Anasayfa » Ana Sayfa » Fitne ve Fesad » Enfâl Suresinin 25. âyet-i kerimesinde Allahû Tealâ’nın buyurduğu fitnenin, Duhân Suresinin 9, 10, 11, 12, 13 ve müteakip 14. âyetleriyle ilişkisi var mıdır?
share on facebook  tweet  share on google  print  

Enfâl Suresinin 25. âyet-i kerimesinde Allahû Tealâ’nın buyurduğu fitnenin, Duhân Suresinin 9, 10, 11, 12, 13 ve müteakip 14. âyetleriyle ilişkisi var mıdır?

Enfâl Suresinin 25. âyet-i kerimesi:

8/ENFÂL-25: Vettekû fitneten lâ tusîbennellezîne zalemû minkum hâssah (hâssaten), va'lemû ennallâhe şedîdul ıkâb(ıkâbi).
Ve sizden (içinizden), sadece zalim kimselere isabet etmeyen, onlara has (özel) olmayan (diğerlerine de isabet eden) fitneden sakının (takva sahibi olun). Allah’ın azabının çok şiddetli olduğunu biliniz.


Diyor ki Allahû Tealâ: “Ve sizden (sizin içinizden) sadece zalim kimselere isabet etmeyen, onlara has olmayan yani diğerlerine de isabet eden fitneden sakının. Allah'ın azabının çok şiddetli olduğunu bilin. Ya da biliniz ki Allah'ın azabı çok şiddetlidir.”
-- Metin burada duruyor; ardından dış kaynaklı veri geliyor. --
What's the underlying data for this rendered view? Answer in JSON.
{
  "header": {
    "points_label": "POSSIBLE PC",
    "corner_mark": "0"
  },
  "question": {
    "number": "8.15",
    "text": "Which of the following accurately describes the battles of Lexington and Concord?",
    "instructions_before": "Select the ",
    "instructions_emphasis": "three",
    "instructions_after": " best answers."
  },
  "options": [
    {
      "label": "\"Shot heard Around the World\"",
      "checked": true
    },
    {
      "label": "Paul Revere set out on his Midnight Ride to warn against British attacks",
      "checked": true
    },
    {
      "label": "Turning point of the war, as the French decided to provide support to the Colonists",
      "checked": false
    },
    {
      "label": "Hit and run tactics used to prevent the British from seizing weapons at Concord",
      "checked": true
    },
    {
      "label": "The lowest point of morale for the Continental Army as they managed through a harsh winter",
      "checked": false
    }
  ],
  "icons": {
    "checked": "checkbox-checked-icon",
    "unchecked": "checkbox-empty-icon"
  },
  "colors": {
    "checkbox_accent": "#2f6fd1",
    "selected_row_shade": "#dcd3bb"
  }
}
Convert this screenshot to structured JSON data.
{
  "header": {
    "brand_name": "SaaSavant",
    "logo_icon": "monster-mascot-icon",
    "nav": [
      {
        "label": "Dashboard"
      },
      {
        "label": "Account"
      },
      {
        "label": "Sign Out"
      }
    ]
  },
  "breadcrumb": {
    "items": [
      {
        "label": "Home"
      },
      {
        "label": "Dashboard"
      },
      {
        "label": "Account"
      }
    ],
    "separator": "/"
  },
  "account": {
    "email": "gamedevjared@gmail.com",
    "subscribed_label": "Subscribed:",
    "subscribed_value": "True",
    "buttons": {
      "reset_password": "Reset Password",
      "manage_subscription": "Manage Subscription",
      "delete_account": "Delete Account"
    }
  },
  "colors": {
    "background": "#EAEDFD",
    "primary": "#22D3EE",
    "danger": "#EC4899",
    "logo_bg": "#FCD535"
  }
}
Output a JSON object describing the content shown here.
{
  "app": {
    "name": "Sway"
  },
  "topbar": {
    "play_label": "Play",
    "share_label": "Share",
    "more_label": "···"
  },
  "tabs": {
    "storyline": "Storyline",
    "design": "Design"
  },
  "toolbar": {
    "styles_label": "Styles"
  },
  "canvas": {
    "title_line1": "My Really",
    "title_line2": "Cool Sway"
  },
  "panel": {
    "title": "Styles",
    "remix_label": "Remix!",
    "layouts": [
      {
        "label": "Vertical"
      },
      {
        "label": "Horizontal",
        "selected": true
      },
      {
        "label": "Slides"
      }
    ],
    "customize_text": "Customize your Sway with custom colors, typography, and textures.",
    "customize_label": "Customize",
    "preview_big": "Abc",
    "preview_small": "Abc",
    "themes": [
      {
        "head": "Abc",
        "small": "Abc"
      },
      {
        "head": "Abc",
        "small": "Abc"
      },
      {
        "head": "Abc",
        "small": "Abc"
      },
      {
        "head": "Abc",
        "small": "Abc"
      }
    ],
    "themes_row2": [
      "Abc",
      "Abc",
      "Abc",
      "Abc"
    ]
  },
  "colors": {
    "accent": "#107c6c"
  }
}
Yani sadece zalim kimselere isabet etmeyen bir fitne. “Onlara has olmayan, diğerlerine de isabet eden fitneden sakının.” Allah'a ulaşmayı dilemeyenlerin hepsi fitnenin içindedirler. Bu fitne, bütün dünyayı kaplayan bir dumandır.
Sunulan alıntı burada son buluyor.